On the distribution of the van der Corput sequence in arbitrary base

TL;DR

This paper establishes a central limit theorem and large deviation bounds for the van der Corput sequence in any base, analyzing its distribution and discrepancy using Fourier analysis and probabilistic methods.

Contribution

It extends the probabilistic analysis of the van der Corput sequence to arbitrary bases, providing explicit error bounds and large deviation results.

Findings

Central limit theorem for sums over the van der Corput sequence

Explicit error bounds for distribution approximations

Results on the L^p discrepancy of the sequence

Abstract

A central limit theorem with explicit error bound, and a large deviation result are proved for a sequence of weakly dependent random variables of a special form.

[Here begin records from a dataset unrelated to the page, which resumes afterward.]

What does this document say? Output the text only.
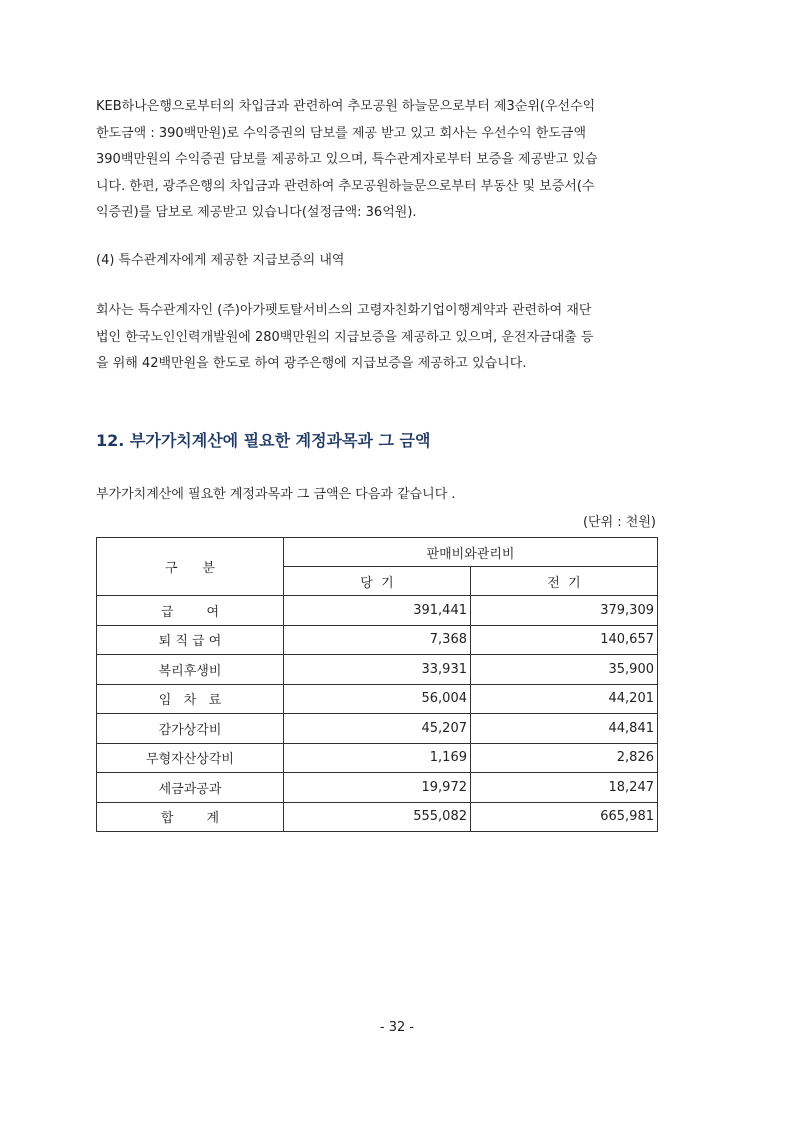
KEB하나은행으로부터의 차입금과 관련하여 추모공원 하늘문으로부터 제3순위(우선수익
한도금액 : 390백만원)로 수익증권의 담보를 제공 받고 있고 회사는 우선수익 한도금액
390백만원의 수익증권 담보를 제공하고 있으며, 특수관계자로부터 보증을 제공받고 있습
니다. 한편, 광주은행의 차입금과 관련하여 추모공원하늘문으로부터 부동산 및 보증서(수
익증권)를 담보로 제공받고 있습니다(설정금액: 36억원).
(4) 특수관계자에게 제공한 지급보증의 내역
회사는 특수관계자인 (주)아가펫토탈서비스의 고령자친화기업이행계약과 관련하여 재단
법인 한국노인인력개발원에 280백만원의 지급보증을 제공하고 있으며, 운전자금대출 등
을 위해 42백만원을 한도로 하여 광주은행에 지급보증을 제공하고 있습니다.
12. 부가가치계산에 필요한 계정과목과 그 금액
부가가치계산에 필요한 계정과목과 그 금액은 다음과 같습니다 .
(단위 : 천원)
구      분	판매비와관리비	
	당  기	전  기
급        여	391,441	379,309
퇴 직 급 여	7,368	140,657
복리후생비	33,931	35,900
임   차   료	56,004	44,201
감가상각비	45,207	44,841
무형자산상각비	1,169	2,826
세금과공과	19,972	18,247
합        계	555,082	665,981
- 32 -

As a corollary, under certain conditions on the function $f: [0,1] \to \mathbb{R}$ a central limit theorem and a large deviation result are obtained for the sum $\sum_{n=0}^{N-1} f(x_n)$, where $x_n$ is the base $b$ van der Corput sequence for an arbitrary integer $b \ge 2$. Similar results are also proved for the $L^p$ discrepancy of the same sequence for $1 \le p < \infty$. The main methods used in the proofs are the Berry-Esseen theorem and Fourier analysis.